DESCRIPTION:
Duties: Oversee GT and operational metrics, impacting cyber and tech risk management for business lines, entities, and compliance with regulators, safeguarding JPMC's reputation and integrity. Develop a framework ensuring metrics are relevant, comprehensive, and aligned with industry standards and regulatory requirements across control domains, including technology development, resiliency, and data protection. Act as the first line of defense by developing a strategic plan for GT Metrics, aligning with risk management and business objectives, covering controls and risk types for robust global metrics coverage. Enforce partnerships with second and third defense lines to ensure the metrics program meets stringent risk reporting criteria, fortifying compliance and risk management. Lead advisory roles with metric owners, providing guidelines and tactical solutions to define metrics' scope and thresholds. Drive automation of the GT Metrics process, enhancing efficiency, accuracy, and responsiveness in risk management. Lead collaboration with IT, operations, compliance, and audit teams to ensure an integrated approach to risk management, reinforcing the firm's security posture.
QUALIFICATIONS:
Minimum education and experience required: Bachelor's degree in Electrical and Electronic Engineering, Computer Science and Information Security, or related field of study plus seven (7) years of experience in the job offered or as Technology Risk and Controls, Cybersecurity and Technology Controls, Senior consultant, or related occupation. The employer will alternatively accept a Master's degree in Electrical and Electronic Engineering, Computer Science and Information Security, or related field of study plus five (5) years of experience in the job offered or as Technology Risk and Controls, Cybersecurity and Technology Controls, Senior consultant, or related occupation.

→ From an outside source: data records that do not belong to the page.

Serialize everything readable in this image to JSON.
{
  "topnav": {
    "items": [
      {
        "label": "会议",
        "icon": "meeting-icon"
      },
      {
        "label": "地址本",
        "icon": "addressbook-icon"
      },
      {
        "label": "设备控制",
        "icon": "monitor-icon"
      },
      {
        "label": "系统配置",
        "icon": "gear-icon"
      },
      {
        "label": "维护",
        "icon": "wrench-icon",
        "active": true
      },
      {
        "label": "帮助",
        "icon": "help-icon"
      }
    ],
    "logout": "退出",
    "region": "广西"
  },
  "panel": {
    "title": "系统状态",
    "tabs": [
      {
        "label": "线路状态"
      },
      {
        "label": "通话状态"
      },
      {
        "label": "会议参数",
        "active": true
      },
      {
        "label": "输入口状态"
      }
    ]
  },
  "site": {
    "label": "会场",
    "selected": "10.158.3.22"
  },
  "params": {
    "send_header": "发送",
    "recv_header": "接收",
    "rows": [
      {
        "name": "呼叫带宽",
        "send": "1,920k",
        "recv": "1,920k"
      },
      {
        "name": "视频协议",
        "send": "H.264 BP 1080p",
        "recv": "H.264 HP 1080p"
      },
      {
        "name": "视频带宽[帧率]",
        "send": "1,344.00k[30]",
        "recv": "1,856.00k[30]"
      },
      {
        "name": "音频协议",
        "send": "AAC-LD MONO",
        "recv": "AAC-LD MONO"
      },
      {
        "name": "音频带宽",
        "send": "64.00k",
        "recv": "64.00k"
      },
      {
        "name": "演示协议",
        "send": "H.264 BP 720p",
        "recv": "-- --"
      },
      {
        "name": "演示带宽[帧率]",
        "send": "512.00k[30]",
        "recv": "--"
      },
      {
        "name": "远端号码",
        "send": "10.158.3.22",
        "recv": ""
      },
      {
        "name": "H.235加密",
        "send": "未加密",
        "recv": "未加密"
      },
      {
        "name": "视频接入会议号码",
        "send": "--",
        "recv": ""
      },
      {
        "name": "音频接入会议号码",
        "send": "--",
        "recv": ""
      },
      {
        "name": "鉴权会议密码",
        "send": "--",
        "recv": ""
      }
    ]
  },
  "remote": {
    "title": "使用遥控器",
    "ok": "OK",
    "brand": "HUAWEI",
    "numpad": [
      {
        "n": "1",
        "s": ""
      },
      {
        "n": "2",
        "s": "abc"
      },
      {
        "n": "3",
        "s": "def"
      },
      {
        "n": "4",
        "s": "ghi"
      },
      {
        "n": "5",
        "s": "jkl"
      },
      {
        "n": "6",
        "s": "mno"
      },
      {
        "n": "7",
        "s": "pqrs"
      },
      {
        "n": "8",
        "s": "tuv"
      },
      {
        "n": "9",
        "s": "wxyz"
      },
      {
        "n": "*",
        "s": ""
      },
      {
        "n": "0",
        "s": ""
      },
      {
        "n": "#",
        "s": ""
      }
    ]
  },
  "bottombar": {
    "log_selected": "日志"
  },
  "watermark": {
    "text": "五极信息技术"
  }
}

Skills Required: This position requires five (5) years of experience with the following: Identifying, assessing, and providing recommendations for mitigating risk in Information technology or information security settings. This position requires one (1) year of experience with the following: End-to-end designing and administrating risk and control metrics across the technology risk metrics lifecycle; Developing and implementing Key Performance Indicators (KPIs) and Key Risk Indicators (KRIs), sourcing and integrating data from multiple systems, calibrating metric thresholds based on risk appetite, conducting ongoing performance monitoring, executing breach escalation protocols, and preparing comprehensive reports for technology control forums; Reviewing the effectiveness and utilization of KPIs and KRIs across key technology domains, including Data Protection such as ensuring data confidentiality or compliance, Identity and Access Management such as monitoring secure access controls, Technology Resiliency such as assessing system uptime and recovery capabilities, Vulnerability Management such as tracking identification or remediating security gaps, the SDLC Lifecycle such as evaluating secure development and change management processes, and Security Configuration such as ensuring adherence to security baselines and standards. This position requires any amount of experience with the following: Supporting risk mitigation strategies through risk governance, control evaluation, monitoring, and reporting; Performing IT General Controls testing for Change Management, Logical Access, Management and Security, Incident Management, and Data Backup and Restoration to assess the effectiveness of existing controls; Assessing business processes to develop business impact analyses, risk assessments, and business continuity policies using risk management frameworks.
We offer a competitive total rewards package including base salary determined based on the role, experience, skill set, and location. For those in eligible roles, discretionary incentive compensation which may be awarded in recognition of individual achievements and contributions. We also offer a range of benefits and programs to meet employee needs, based on eligibility. These benefits include comprehensive health care coverage, on-site health and wellness centers, a retirement savings plan, backup childcare, tuition reimbursement, mental health support, financial coaching and more. Additional details about total compensation and benefits will be provided during the hiring process. In addition, please visit: https://careers.jpmorgan.com/us/en/about-us.
Job Location: 10 S Dearborn St, Chicago, IL 60603.
Full-Time. Salary: $166,000 - $175,000 per year.